Pert Plus

Experts are great if you need expertise in the very very VERY specific 0.000001% of human knowledge they have any idea about.

But if you don’t require that, experts are worse than useless and most likely attempting to rob you. Because of course the problem with experts is that they know a great deal about very little, but believe that they have an abundance of knowledge about much more because of their mastery of one infinitesimally tiny area of human experience.
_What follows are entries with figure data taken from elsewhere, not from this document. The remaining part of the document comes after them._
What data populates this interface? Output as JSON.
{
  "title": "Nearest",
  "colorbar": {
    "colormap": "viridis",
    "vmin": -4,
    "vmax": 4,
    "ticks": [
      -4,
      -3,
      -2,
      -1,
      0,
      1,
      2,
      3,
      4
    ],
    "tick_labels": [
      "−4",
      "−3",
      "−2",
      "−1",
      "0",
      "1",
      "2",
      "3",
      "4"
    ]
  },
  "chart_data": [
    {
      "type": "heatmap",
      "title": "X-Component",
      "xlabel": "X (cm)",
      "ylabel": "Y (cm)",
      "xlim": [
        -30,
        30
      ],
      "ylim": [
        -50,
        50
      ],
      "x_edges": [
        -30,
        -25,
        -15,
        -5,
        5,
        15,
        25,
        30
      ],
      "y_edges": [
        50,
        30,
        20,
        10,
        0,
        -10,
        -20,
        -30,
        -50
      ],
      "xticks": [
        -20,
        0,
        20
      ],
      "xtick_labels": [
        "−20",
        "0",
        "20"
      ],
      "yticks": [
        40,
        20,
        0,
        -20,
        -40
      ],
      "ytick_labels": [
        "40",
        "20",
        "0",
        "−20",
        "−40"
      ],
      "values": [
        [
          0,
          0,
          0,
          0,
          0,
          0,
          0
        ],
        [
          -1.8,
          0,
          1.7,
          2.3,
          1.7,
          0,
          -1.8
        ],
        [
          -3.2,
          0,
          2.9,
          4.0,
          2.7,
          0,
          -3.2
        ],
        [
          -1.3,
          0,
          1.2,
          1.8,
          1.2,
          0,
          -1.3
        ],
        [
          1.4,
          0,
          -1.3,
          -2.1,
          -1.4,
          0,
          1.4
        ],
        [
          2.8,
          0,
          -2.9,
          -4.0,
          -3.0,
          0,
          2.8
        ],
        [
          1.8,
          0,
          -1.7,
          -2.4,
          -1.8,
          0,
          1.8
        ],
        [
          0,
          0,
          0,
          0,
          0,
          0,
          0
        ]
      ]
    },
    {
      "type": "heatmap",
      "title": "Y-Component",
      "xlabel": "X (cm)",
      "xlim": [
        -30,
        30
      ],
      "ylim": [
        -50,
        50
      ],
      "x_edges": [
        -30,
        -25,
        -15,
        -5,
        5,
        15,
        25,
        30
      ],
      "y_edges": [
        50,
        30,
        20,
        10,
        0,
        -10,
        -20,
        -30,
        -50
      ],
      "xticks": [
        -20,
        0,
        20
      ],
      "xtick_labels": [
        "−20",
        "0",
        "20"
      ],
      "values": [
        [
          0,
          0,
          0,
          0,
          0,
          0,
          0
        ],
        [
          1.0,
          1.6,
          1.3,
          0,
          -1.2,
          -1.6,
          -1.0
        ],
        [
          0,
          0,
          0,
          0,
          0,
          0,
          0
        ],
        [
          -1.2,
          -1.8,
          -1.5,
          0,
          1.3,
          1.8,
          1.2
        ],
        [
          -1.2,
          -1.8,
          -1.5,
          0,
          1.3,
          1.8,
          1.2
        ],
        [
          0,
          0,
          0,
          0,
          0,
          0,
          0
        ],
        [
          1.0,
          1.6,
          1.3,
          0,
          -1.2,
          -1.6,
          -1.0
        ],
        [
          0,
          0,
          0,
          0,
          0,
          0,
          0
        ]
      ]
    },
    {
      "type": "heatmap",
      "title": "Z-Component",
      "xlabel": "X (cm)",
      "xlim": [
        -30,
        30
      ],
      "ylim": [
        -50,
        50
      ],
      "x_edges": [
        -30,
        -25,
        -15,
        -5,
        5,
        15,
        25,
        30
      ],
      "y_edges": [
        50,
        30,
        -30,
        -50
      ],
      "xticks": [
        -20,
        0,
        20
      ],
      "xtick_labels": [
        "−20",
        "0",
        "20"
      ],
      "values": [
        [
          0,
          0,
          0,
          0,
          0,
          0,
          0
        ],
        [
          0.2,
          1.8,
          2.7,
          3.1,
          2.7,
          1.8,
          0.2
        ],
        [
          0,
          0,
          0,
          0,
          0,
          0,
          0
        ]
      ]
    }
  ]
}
Almost no one (expert or not) is even passable at systems-level thinking, and experts almost to a one are worse than anyone else, even non-experts. STEM training and the like causes you to be far inferior as a systems-level thinker, as it’s designed to do this (among other things), while it convinces you that your mastery of one area leads to intuitive comprehension of all others.

So if you have glioblastoma and you need an expert on this, depend and rely on the expert on glioblastoma-specific information only. But I wouldn’t even depend on them for advice or any true knowledge on migraines, much less any other topic.

Lately, I am obsessed with systems thinking because I believe that is a hugely unappreciated and understudied area, and one where I can use my innate skills to really upgrade my own understanding.

Abyssal

This way, the abyss. This attitude, as much as I like Emily, is just moronic and counterproductive. It doesn’t make anything or anyone better; it’s just virtue signaling.

The problem is, of course, that moral standards change over time, and sometimes very quickly, and not in ways that are predictable or obvious. The whole idea of jettisoning the past is attractive, especially in the context of the neoliberal mindset, but it is dangerous because in the future all of what we do and are now will be seen as problematic and tossed away just as cavalierly.

This discarding of the past leads to an ahistorical ever-present now where we must “re-derive” everything, which is an enormous waste of time and also impossible, and rather than grapple with moral quandaries or imperfection we instead just plaster over it, pretend it never happened, and invite the same mistakes again and again.

People can usually identify a problem but their solutions are often the worst of any that are available. This is yet another example.